Yes, of course, its important for children to live in a clean (enough) home, with a sense of order and a place for things and, if possible, beauty. I love a home that is clean and attractive. But I’ve realised over the years that striving and stressing, yes, stressing to make it such a spotless place can be done to such a degree that children feel it’s a not a home where they can just ‘be’. A place where they can feel free to be creative with their toys and spread them throughout the home as their imagination rules. Like below:
Of late, I’ve decided to let my 5 (now 6) yr old’s road or train set, or my 8 yr olds incredible brick creations stay around for that bit longer than I’d really like as I know how precious to them it is. Now, you’ve got to realise that we don’t have a big house, and you walk straight into our living room from a small porch off the driveway. It’s the room where I chill out in the evening, or, now they’re at school, for an hour in the school day. I like the room to be clear of clutter for that. The problem is it’s the only decent size room where my boy can spread out his trains, apart from his bedroom. And so it stays, at least for a week.

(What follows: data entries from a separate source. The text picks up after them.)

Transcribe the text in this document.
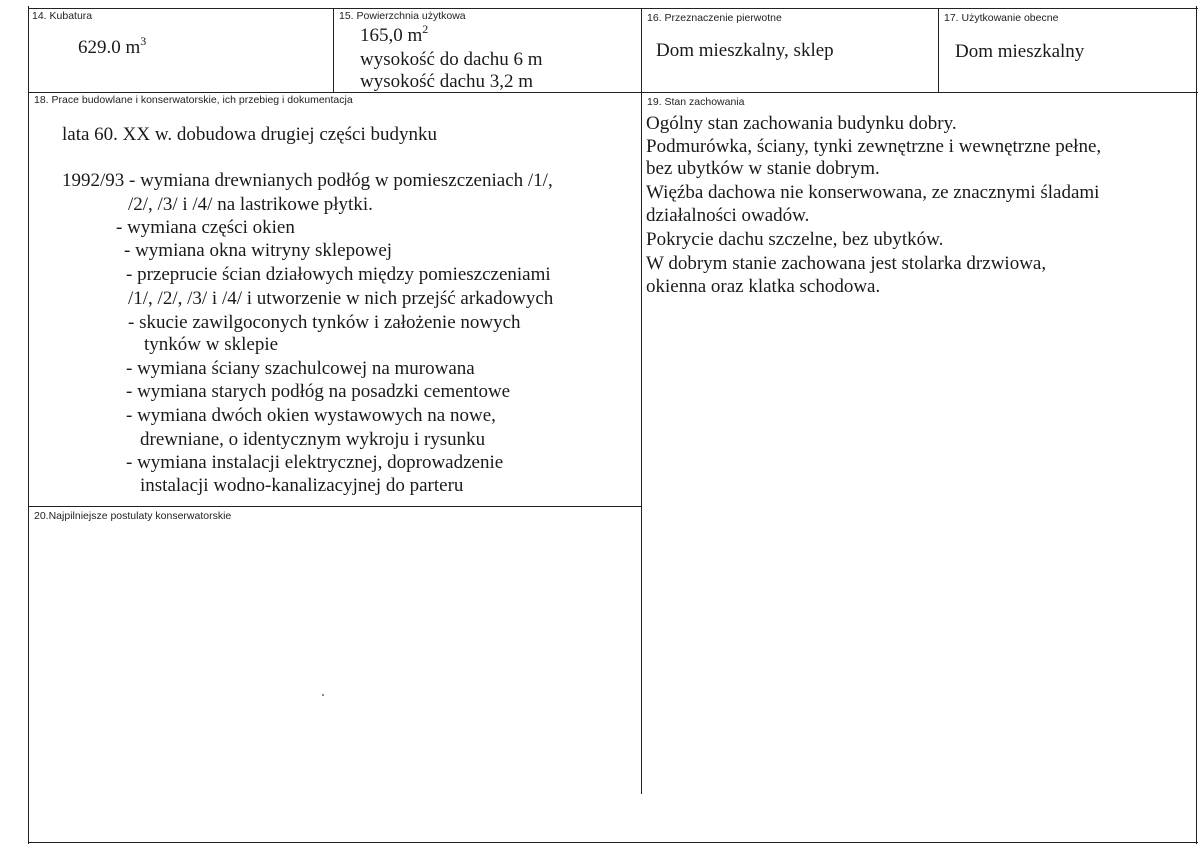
14. Kubatura
629.0 $m^3$
15. Powierzchnia użytkowa
165,0 $m^2$
wysokość do dachu 6 m
wysokość dachu 3,2 m
16. Przeznaczenie pierwotne
Dom mieszkalny, sklep
17. Użytkowanie obecne
Dom mieszkalny
18. Prace budowlane i konserwatorskie, ich przebieg i dokumentacja
lata 60. XX w. dobudowa drugiej części budynku
1992/93 - wymiana drewnianych podłóg w pomieszczeniach /1/,
/2/, /3/ i /4/ na lastrikowe płytki.
- wymiana części okien
- wymiana okna witryny sklepowej
- przeprucie ścian działowych między pomieszczeniami
/1/, /2/, /3/ i /4/ i utworzenie w nich przejść arkadowych
- skucie zawilgoconych tynków i założenie nowych
tynków w sklepie
- wymiana ściany szachulcowej na murowana
- wymiana starych podłóg na posadzki cementowe
- wymiana dwóch okien wystawowych na nowe,
drewniane, o identycznym wykroju i rysunku
- wymiana instalacji elektrycznej, doprowadzenie
instalacji wodno-kanalizacyjnej do parteru
19. Stan zachowania
Ogólny stan zachowania budynku dobry.
Podmurówka, ściany, tynki zewnętrzne i wewnętrzne pełne,
bez ubytków w stanie dobrym.
Więźba dachowa nie konserwowana, ze znacznymi śladami
działalności owadów.
Pokrycie dachu szczelne, bez ubytków.
W dobrym stanie zachowana jest stolarka drzwiowa,
okienna oraz klatka schodowa.
20.Najpilniejsze postulaty konserwatorskie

And then there’s the time when you’ve got guests coming over. Oh heck. Does that bring out the Mrs Tiggywinkle in us all! In that in the hour before people come round or to stay, I used to be so stressed about getting the place looking just right, that I’d driven all fun out of expectant guests from my family. Snapping at my toddler because he’s made a mess of the floor I’ve just swept is not his idea of a good time. Or my husband’s.
Here’s my challenge. Next time your Little Mess Monster makes a stunning display with his lego that you have to climb over to get to your TV remote, try and leave it there for at least 24 hrs longer than you’d like. You’re giving them the message that this is their home as much as yours and that you value what they’ve added to the home environment.
Also, next time you have someone coming over, try NOT to get the house looking perfect. Why? Because you’ll be doing both them and yourself a service. Your family will most likely be more relaxed and refreshed when they arrive. And they will probably feel the place feels so much more ‘homely’, so much more an expression of you and your family, and won’t go home feeling like their home needs a major make-over.
I like to call it a conspiracy of messiness. Or maybe more accurately, a conspiracy of not making everything perfect.
Of course, if you just love making a place beautiful for guests, it’s a gift you have, then great, go for it. I love being in homes that exude beauty and light. After all, how people respond to your inviting, welcoming house is their responsibility, not yours. Thankfully, I now have a much healthier response and chose not to compare myself on my return!
But for those of us for whom home making isn’t the very top of their priorities or gifting, or who have children under the age of five, ask yourself how much of striving for the best, takes away the good in your family life? It’s worth asking.